Little by little, he's answering our questions about whether he was worth the Raptors' investment, in part by answering questions about his own play and development, according to Smith:

“I’m more confident in every decision I make on both ends . . . more comfortable and understanding and not questioning none of my opportunities,” he said.

Questions like?

“Whether I should drive or shoot or if I should be aggressive this time,” he said. “I think I’m just reading situations better than I was and understanding what I have to do, not just for myself but for the next person on the team.”

Just growing up.

“It comes with experience and I watch a lot of film,” he said. “Just understanding defences or how they’re going to play me.

“Just little stuff that I never paid attention to before.”
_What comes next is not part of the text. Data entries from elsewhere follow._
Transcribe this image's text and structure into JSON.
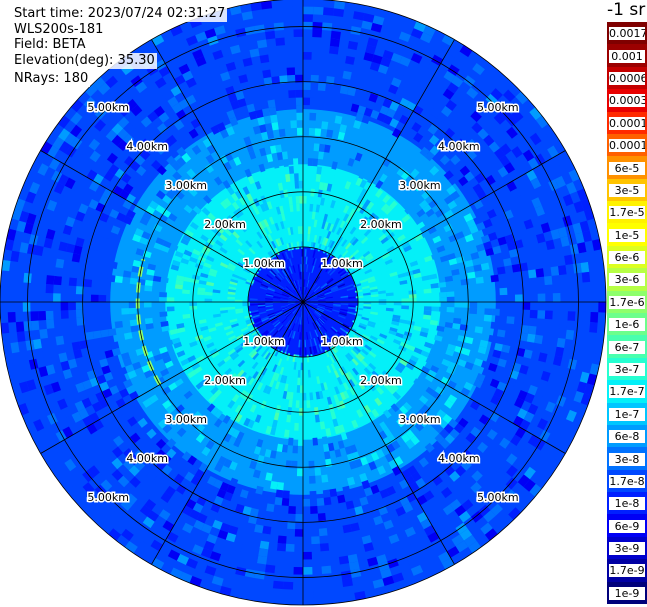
{
  "header": {
    "start_time": "Start time: 2023/07/24 02:31:27",
    "instrument": "WLS200s-181",
    "field": "Field: BETA",
    "elevation": "Elevation(deg): 35.30",
    "nrays": "NRays: 180"
  },
  "colorbar": {
    "unit_label": "-1 sr",
    "labels": [
      "0.0017",
      "0.001",
      "0.0006",
      "0.0003",
      "0.00017",
      "0.0001",
      "6e-5",
      "3e-5",
      "1.7e-5",
      "1e-5",
      "6e-6",
      "3e-6",
      "1.7e-6",
      "1e-6",
      "6e-7",
      "3e-7",
      "1.7e-7",
      "1e-7",
      "6e-8",
      "3e-8",
      "1.7e-8",
      "1e-8",
      "6e-9",
      "3e-9",
      "1.7e-9",
      "1e-9"
    ],
    "colors": [
      "#7f0000",
      "#9b0000",
      "#c40000",
      "#e80000",
      "#ff2a00",
      "#ff6000",
      "#ff9100",
      "#ffc400",
      "#fff200",
      "#ffff00",
      "#dcff1f",
      "#b6ff45",
      "#8eff6b",
      "#6cff8c",
      "#49ffae",
      "#26ffd1",
      "#04f0f8",
      "#00c6ff",
      "#009cff",
      "#0072ff",
      "#0048ff",
      "#0020ff",
      "#0000f5",
      "#0000cc",
      "#0000a3",
      "#00007a"
    ]
  },
  "chart_data": {
    "type": "heatmap",
    "projection": "polar (plan position indicator)",
    "field": "BETA",
    "unit": "sr-1",
    "elevation_deg": 35.3,
    "nrays": 180,
    "range_rings_km": [
      1,
      2,
      3,
      4,
      5
    ],
    "ring_labels": [
      "1.00km",
      "2.00km",
      "3.00km",
      "4.00km",
      "5.00km"
    ],
    "max_range_km": 5.5,
    "radial_spokes_deg": [
      0,
      30,
      60,
      90,
      120,
      150,
      180,
      210,
      240,
      270,
      300,
      330
    ],
    "approx_values_by_range": [
      {
        "range_km": [
          0.0,
          1.0
        ],
        "beta": 1e-08
      },
      {
        "range_km": [
          1.0,
          2.5
        ],
        "beta": 1.7e-07
      },
      {
        "range_km": [
          2.5,
          3.5
        ],
        "beta": 6e-08
      },
      {
        "range_km": [
          3.5,
          5.5
        ],
        "beta": 1.7e-08
      }
    ],
    "features": [
      {
        "description": "bright arc",
        "azimuth_deg": [
          240,
          285
        ],
        "range_km": 3.0,
        "beta": 1.7e-06
      }
    ]
  }
}
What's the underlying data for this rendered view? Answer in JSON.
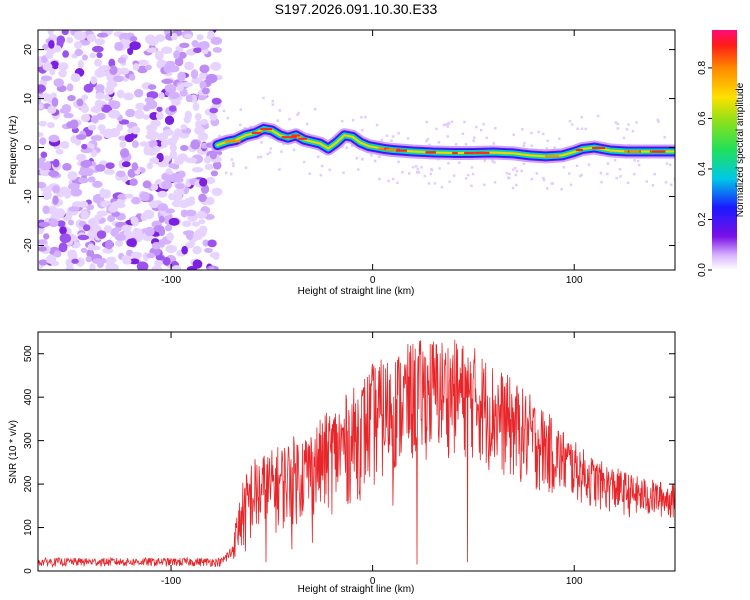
{
  "title": "S197.2026.091.10.30.E33",
  "colors": {
    "snr_line": "#e8262a",
    "axis": "#000000",
    "background": "#ffffff"
  },
  "chart_data": [
    {
      "type": "heatmap",
      "name": "spectrogram",
      "title": "S197.2026.091.10.30.E33",
      "xlabel": "Height of straight line (km)",
      "ylabel": "Frequency (Hz)",
      "xlim": [
        -166,
        150
      ],
      "ylim": [
        -25,
        24
      ],
      "x_ticks": [
        -100,
        0,
        100
      ],
      "y_ticks": [
        -20,
        -10,
        0,
        10,
        20
      ],
      "noise_region_x": [
        -166,
        -77
      ],
      "ridge": {
        "x": [
          -77,
          -72,
          -68,
          -63,
          -58,
          -54,
          -50,
          -46,
          -42,
          -38,
          -34,
          -30,
          -26,
          -22,
          -18,
          -14,
          -10,
          -6,
          -2,
          2,
          6,
          10,
          20,
          30,
          40,
          50,
          60,
          70,
          78,
          86,
          94,
          100,
          104,
          110,
          118,
          126,
          134,
          142,
          150
        ],
        "y": [
          0.5,
          1.2,
          1.5,
          2.5,
          3.0,
          3.8,
          3.5,
          2.5,
          2.0,
          2.5,
          1.6,
          1.2,
          0.8,
          -0.2,
          1.0,
          2.5,
          2.2,
          1.0,
          0.3,
          0.0,
          -0.3,
          -0.5,
          -0.8,
          -1.0,
          -1.1,
          -1.1,
          -1.0,
          -1.2,
          -1.6,
          -1.8,
          -1.6,
          -0.9,
          -0.3,
          0.0,
          -0.6,
          -0.8,
          -0.8,
          -0.8,
          -0.8
        ]
      },
      "colorbar": {
        "label": "Normalized spectral amplitude",
        "range": [
          0,
          0.95
        ],
        "ticks": [
          0.0,
          0.2,
          0.4,
          0.6,
          0.8
        ]
      }
    },
    {
      "type": "line",
      "name": "snr",
      "xlabel": "Height of straight line (km)",
      "ylabel": "SNR (10 * v/v)",
      "xlim": [
        -166,
        150
      ],
      "ylim": [
        0,
        550
      ],
      "x_ticks": [
        -100,
        0,
        100
      ],
      "y_ticks": [
        0,
        100,
        200,
        300,
        400,
        500
      ],
      "envelope": {
        "x": [
          -166,
          -120,
          -75,
          -70,
          -65,
          -60,
          -50,
          -40,
          -30,
          -20,
          -10,
          0,
          10,
          20,
          30,
          40,
          50,
          60,
          70,
          80,
          90,
          100,
          110,
          120,
          130,
          140,
          150
        ],
        "lower": [
          10,
          10,
          10,
          20,
          40,
          60,
          80,
          100,
          120,
          130,
          150,
          180,
          220,
          240,
          260,
          260,
          250,
          220,
          200,
          180,
          170,
          160,
          140,
          130,
          120,
          120,
          120
        ],
        "upper": [
          30,
          30,
          30,
          60,
          200,
          260,
          280,
          310,
          330,
          380,
          420,
          480,
          500,
          530,
          540,
          535,
          520,
          480,
          440,
          400,
          350,
          300,
          260,
          240,
          220,
          210,
          200
        ]
      },
      "spike_min_points": [
        [
          -63,
          45
        ],
        [
          -53,
          20
        ],
        [
          -40,
          50
        ],
        [
          -30,
          65
        ],
        [
          10,
          150
        ],
        [
          22,
          15
        ],
        [
          47,
          20
        ]
      ]
    }
  ]
}
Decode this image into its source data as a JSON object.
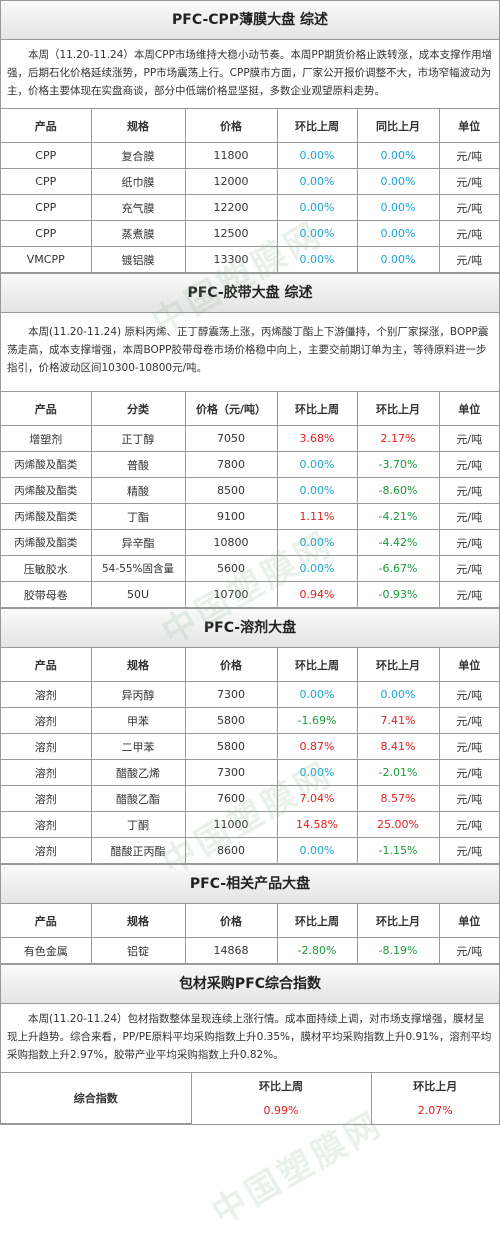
{
  "watermark": "中国塑膜网",
  "colors": {
    "up": "#e01f1f",
    "down": "#1a9a3a",
    "flat": "#1aa6d6"
  },
  "cpp": {
    "title": "PFC-CPP薄膜大盘 综述",
    "summary": "本周（11.20-11.24）本周CPP市场维持大稳小动节奏。本周PP期货价格止跌转涨，成本支撑作用增强，后期石化价格延续涨势，PP市场震荡上行。CPP膜市方面，厂家公开报价调整不大，市场窄幅波动为主，价格主要体现在实盘商谈，部分中低端价格显坚挺，多数企业观望原料走势。",
    "headers": [
      "产品",
      "规格",
      "价格",
      "环比上周",
      "同比上月",
      "单位"
    ],
    "rows": [
      [
        "CPP",
        "复合膜",
        "11800",
        "0.00%",
        "0.00%",
        "元/吨"
      ],
      [
        "CPP",
        "纸巾膜",
        "12000",
        "0.00%",
        "0.00%",
        "元/吨"
      ],
      [
        "CPP",
        "充气膜",
        "12200",
        "0.00%",
        "0.00%",
        "元/吨"
      ],
      [
        "CPP",
        "蒸煮膜",
        "12500",
        "0.00%",
        "0.00%",
        "元/吨"
      ],
      [
        "VMCPP",
        "镀铝膜",
        "13300",
        "0.00%",
        "0.00%",
        "元/吨"
      ]
    ]
  },
  "tape": {
    "title": "PFC-胶带大盘 综述",
    "summary": "本周(11.20-11.24) 原料丙烯、正丁醇震荡上涨，丙烯酸丁酯上下游僵持，个别厂家探涨，BOPP震荡走高，成本支撑增强，本周BOPP胶带母卷市场价格稳中向上，主要交前期订单为主，等待原料进一步指引，价格波动区间10300-10800元/吨。",
    "headers": [
      "产品",
      "分类",
      "价格（元/吨）",
      "环比上周",
      "环比上月",
      "单位"
    ],
    "rows": [
      [
        "增塑剂",
        "正丁醇",
        "7050",
        "3.68%",
        "2.17%",
        "元/吨"
      ],
      [
        "丙烯酸及酯类",
        "普酸",
        "7800",
        "0.00%",
        "-3.70%",
        "元/吨"
      ],
      [
        "丙烯酸及酯类",
        "精酸",
        "8500",
        "0.00%",
        "-8.60%",
        "元/吨"
      ],
      [
        "丙烯酸及酯类",
        "丁酯",
        "9100",
        "1.11%",
        "-4.21%",
        "元/吨"
      ],
      [
        "丙烯酸及酯类",
        "异辛酯",
        "10800",
        "0.00%",
        "-4.42%",
        "元/吨"
      ],
      [
        "压敏胶水",
        "54-55%固含量",
        "5600",
        "0.00%",
        "-6.67%",
        "元/吨"
      ],
      [
        "胶带母卷",
        "50U",
        "10700",
        "0.94%",
        "-0.93%",
        "元/吨"
      ]
    ]
  },
  "solvent": {
    "title": "PFC-溶剂大盘",
    "headers": [
      "产品",
      "规格",
      "价格",
      "环比上周",
      "环比上月",
      "单位"
    ],
    "rows": [
      [
        "溶剂",
        "异丙醇",
        "7300",
        "0.00%",
        "0.00%",
        "元/吨"
      ],
      [
        "溶剂",
        "甲苯",
        "5800",
        "-1.69%",
        "7.41%",
        "元/吨"
      ],
      [
        "溶剂",
        "二甲苯",
        "5800",
        "0.87%",
        "8.41%",
        "元/吨"
      ],
      [
        "溶剂",
        "醋酸乙烯",
        "7300",
        "0.00%",
        "-2.01%",
        "元/吨"
      ],
      [
        "溶剂",
        "醋酸乙酯",
        "7600",
        "7.04%",
        "8.57%",
        "元/吨"
      ],
      [
        "溶剂",
        "丁酮",
        "11000",
        "14.58%",
        "25.00%",
        "元/吨"
      ],
      [
        "溶剂",
        "醋酸正丙酯",
        "8600",
        "0.00%",
        "-1.15%",
        "元/吨"
      ]
    ]
  },
  "related": {
    "title": "PFC-相关产品大盘",
    "headers": [
      "产品",
      "规格",
      "价格",
      "环比上周",
      "环比上月",
      "单位"
    ],
    "rows": [
      [
        "有色金属",
        "铝锭",
        "14868",
        "-2.80%",
        "-8.19%",
        "元/吨"
      ]
    ]
  },
  "index": {
    "title": "包材采购PFC综合指数",
    "summary": "本周(11.20-11.24）包材指数整体呈现连续上涨行情。成本面持续上调，对市场支撑增强，膜材呈现上升趋势。综合来看，PP/PE原料平均采购指数上升0.35%，膜材平均采购指数上升0.91%，溶剂平均采购指数上升2.97%，胶带产业平均采购指数上升0.82%。",
    "label": "综合指数",
    "headers": [
      "环比上周",
      "环比上月"
    ],
    "values": [
      "0.99%",
      "2.07%"
    ]
  }
}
If he keeps paying attention to it, he'll be a rotation player in this league for a long time; if his level of attention meets his level of pure athletic ability and propels north, he could be someone for us to pay attention to for years to come. Either way, hearing stories like this must make it easier for Raptors fans to feel good about the franchise's decision to lock DeRozan down for four more years and rely on him as an integral part of the team's future development.